The people feel cheated. Not yet have they been able to fix their gaze definitely upon the specific source of their disappointments, to define the true causes of their discontent. But their impatience with existing conditions is passionate and bitter, and their former faith in the established order profoundly shaken. Significant symptoms of a social breakdown! Revolutions begin in the heart and in the mind. Action follows in due course. Political and industrial institutions, bereft of the people's faith in them, are doomed. The changed attitude toward the once honored and sacred conditions, now evident throughout the land, symbolizes the complete bankruptcy of the existing order. The old conceptions and ideas underlying present-day society are fast disintegrating. New ideals are germinating in the hearts of the masses—a prolific soil, rich with the promise of a brighter future. America is on the threshold of the Social Revolution.

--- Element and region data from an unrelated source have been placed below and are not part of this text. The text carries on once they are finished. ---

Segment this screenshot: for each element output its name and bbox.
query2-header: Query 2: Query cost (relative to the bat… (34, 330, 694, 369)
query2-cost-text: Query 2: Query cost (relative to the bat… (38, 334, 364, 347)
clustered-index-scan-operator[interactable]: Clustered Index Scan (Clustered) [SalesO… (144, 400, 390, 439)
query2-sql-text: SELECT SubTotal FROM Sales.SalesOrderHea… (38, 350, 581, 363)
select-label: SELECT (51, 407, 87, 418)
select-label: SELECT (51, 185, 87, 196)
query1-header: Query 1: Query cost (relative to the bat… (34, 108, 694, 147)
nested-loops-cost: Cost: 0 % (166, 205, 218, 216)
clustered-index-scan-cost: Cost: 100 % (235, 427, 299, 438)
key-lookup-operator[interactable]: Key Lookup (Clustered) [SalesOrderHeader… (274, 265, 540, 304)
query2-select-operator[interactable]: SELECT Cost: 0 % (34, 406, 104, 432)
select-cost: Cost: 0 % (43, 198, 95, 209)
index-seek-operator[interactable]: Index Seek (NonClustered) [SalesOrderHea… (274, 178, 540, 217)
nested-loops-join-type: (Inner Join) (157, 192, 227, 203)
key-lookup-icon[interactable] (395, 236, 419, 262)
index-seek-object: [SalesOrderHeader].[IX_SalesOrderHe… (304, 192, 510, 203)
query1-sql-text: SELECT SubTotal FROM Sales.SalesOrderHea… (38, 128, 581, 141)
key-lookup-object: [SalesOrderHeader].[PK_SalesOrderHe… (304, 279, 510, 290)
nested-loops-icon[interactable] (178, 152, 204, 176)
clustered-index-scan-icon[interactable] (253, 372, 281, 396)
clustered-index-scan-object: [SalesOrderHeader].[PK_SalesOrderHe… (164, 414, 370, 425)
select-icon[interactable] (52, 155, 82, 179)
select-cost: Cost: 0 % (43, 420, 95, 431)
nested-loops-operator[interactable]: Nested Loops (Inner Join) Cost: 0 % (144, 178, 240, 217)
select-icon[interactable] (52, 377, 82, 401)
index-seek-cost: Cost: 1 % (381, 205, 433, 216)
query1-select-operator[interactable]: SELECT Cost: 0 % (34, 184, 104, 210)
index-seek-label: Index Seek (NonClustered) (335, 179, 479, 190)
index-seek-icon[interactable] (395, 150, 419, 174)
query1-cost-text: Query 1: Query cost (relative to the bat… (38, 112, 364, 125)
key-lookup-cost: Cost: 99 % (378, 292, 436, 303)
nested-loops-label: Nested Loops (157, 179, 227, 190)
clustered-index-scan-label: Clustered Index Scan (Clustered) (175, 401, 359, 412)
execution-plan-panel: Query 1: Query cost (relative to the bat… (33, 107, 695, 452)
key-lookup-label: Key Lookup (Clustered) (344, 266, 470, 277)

All this is well realized by the financial and political masters of this country. The situation is profoundly disquieting. But most terrifying to them is the new attitude of labor. It is unprecedented, intolerable in its complete disregard of long accepted standards and conditions, its open rebellion against Things as They Are, its "shameless demands," its defiance of constituted authority. Is it possible, the masters wonder, that we had gone too far in our war-time promises of democracy and freedom, of justice to the workers, of well-being for all? Too reckless was our motto, "Labor will win the war": it has given the toilers a sense of their power, it has made them arrogant, aye, menacing. No more are they satisfied with "a fair day's wage for a fair day's work"; no, not even with wages doubled and trebled. They are laying sacriligious hands upon the most sacrosanct institution of private ownership, they challenge the exclusive mastery of the owner in his own mine and mill, they demand actual participation in industry, even in the most secret councils that control production and manipulate distribution,—aye ,they even dare suggest the taking over by labor of all industry.

Unheard of impudence! Yet this is not all. More menacing still is the revolutionary spirit that is beginning to transfuse itself through every rank of labor, from the highest-paid to the lowest, organized and the unorganized as well. Disobedience is rampant.